An interesting, if unintentional result of the very different approaches of the State and the defense is that in many ways, Nelson’s is far better fuel for the burning need for radical change and reform in both policing and the criminal justice system. The State’s argument is based on the (indisputable) idea that Chauvin acted with individual purpose and malice in violation of the principals that he swore to uphold but also based on the (much more disputable) idea that he’s an outlier among his former colleagues. In other words, Chauvin was “one bad cop,” an exception to the MPD’s lofty principals and policies, rather than just one example of a systemic illness based in countless documented examples of toxic, violent actions against the very people they’ve sworn to protect.
Meanwhile, Nelson’s argument boils down to, “Derek Chauvin didn’t do anything wrong because there’s so much that went on and so much going on and actually everything he did was okay by MPD standards and people were yelling at him which distracted him and George Floyd was on drugs and would have died anyway and did I mention that there was so much going on?” It again illustrates the conflict between the criminal justice system and broader concepts of racial and social justice, as calling out the flawed system of policing that the MPD practices implicitly lets Chauvin off the hook. Of the two sides, it’s Nelson who’s maintaining that Chauvin did nothing wrong by the rules of the system he upholds. Nelson isn’t calling for systemic change—far from it!—but through his approach he’s certainly (unintentionally) more honest about Chauvin’s place in that system.
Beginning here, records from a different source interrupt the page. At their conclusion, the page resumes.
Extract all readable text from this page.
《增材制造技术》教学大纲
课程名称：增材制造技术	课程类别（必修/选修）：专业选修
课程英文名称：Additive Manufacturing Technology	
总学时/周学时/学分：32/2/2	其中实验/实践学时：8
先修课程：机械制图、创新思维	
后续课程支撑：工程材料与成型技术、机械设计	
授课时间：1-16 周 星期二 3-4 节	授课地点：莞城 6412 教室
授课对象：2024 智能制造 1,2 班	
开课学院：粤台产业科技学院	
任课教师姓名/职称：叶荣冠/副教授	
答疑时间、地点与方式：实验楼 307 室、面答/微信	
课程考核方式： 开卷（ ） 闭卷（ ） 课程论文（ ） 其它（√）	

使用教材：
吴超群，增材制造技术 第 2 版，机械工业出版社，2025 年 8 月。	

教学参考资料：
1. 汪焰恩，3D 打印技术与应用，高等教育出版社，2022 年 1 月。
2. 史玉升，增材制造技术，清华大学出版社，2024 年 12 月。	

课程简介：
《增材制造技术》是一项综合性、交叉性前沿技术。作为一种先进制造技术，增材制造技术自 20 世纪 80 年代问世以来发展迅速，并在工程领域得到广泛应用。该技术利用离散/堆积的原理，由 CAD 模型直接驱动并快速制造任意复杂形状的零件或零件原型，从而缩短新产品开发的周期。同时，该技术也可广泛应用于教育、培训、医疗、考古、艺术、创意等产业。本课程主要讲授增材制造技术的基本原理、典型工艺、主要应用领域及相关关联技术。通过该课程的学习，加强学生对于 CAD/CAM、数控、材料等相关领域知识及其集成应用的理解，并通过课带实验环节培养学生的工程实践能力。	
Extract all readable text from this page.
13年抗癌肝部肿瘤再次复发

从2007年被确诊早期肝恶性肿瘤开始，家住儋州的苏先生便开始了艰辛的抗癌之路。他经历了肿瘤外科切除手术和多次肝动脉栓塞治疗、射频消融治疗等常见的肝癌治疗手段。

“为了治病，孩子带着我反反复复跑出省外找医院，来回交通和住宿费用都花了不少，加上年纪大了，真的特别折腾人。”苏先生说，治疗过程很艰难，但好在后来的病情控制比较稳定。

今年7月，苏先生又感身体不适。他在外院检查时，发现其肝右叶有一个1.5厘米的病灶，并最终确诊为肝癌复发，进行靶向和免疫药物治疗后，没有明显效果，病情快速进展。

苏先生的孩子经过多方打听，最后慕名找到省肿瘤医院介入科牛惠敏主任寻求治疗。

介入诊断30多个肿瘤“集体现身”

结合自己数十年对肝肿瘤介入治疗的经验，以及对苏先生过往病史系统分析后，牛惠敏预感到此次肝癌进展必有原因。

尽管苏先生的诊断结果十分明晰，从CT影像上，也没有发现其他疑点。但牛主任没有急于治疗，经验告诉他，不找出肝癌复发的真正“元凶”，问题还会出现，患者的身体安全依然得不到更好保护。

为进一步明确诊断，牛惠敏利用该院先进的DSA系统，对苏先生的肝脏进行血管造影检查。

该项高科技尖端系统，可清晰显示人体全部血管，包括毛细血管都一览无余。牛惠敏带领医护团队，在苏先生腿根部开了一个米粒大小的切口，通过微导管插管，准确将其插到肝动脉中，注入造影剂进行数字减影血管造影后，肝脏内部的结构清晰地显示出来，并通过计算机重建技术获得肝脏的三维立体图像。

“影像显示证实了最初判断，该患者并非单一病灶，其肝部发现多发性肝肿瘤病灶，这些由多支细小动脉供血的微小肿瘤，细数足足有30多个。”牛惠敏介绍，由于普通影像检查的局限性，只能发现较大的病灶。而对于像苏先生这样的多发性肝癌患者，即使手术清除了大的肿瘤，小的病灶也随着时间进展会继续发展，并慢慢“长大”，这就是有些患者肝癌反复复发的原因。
That is, of course, where any connection between Nelson’s position and those advocating for systemic change ends, full stop. Instead of asking us to not look behind the curtain, Nelson’s asking us to entirely focus on what’s behind the curtain, instead of what’s very much center stage for the world to see: a defendant who at virtually any point in that 9 minutes 29 seconds could have made the right choice, could have stopped hurting someone, could have chosen to not kill someone, but didn’t.